As a startup building large scale Transformer models, we shared some of the lessons we’ve learned and tips for other startups in the AI space. We also started our popular Weekly Deep Learning Paper Review series - where our research team provides commentary on exciting new research that’s coming out from the broader AI research community. For example, we looked at:
- VICReg: Variance-Invariance-Covariance Regularization for Self-Supervised Learning
- SimCLS and RefSum - Summarization Techniques
- Speech processing Universal Performance Benchmark Review
- Pretraining Representations for Data-Efficient Reinforcement Learning
- ...and many others!
AssemblyAI was recognized as both a Fall and Winter 2021 High Performer and Momentum Leader on G2!
The High Performer award recognizes products with high customer satisfaction scores. The Momentum Leader award recognizes products in the top 25% of their category’s products. AssemblyAI rates an average of 4.8 out of 5 stars on the G2 platform.
Top Blog Posts
We produced 81 pieces of blog content in 2021!

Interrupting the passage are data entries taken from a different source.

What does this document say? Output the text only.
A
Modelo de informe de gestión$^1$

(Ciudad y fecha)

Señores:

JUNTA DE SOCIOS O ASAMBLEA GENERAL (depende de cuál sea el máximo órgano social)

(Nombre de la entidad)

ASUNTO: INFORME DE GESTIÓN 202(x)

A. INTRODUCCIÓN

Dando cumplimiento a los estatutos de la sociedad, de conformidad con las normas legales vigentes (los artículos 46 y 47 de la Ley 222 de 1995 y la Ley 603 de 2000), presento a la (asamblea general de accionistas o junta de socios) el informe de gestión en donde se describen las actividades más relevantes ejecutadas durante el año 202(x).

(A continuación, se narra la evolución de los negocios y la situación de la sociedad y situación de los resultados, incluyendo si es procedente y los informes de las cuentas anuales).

Here were the top 10 blog posts:
- How to Train Large Deep Learning Models as a Startup
- PyTorch vs TensorFlow in 2022
- Real Time Speech Recognition with Python
- The State of Python Speech Recognition in 2021
- DeepSpeech for Dummies - A Tutorial and Overview
- PyTorch Lightning for Dummies - A Tutorial and Overview
- Getting started with HttpClientFactory in C# and .NET 5
- Python Speech Recognition in Under 25 Lines of Code
- Fine-Tuning Transformers for NLP
- Building an End-to-End Speech Recognition Model in PyTorch
A Year Wrapped
We can’t wait to hit the ground running in 2022! Thank you for coming along with us on this exciting journey!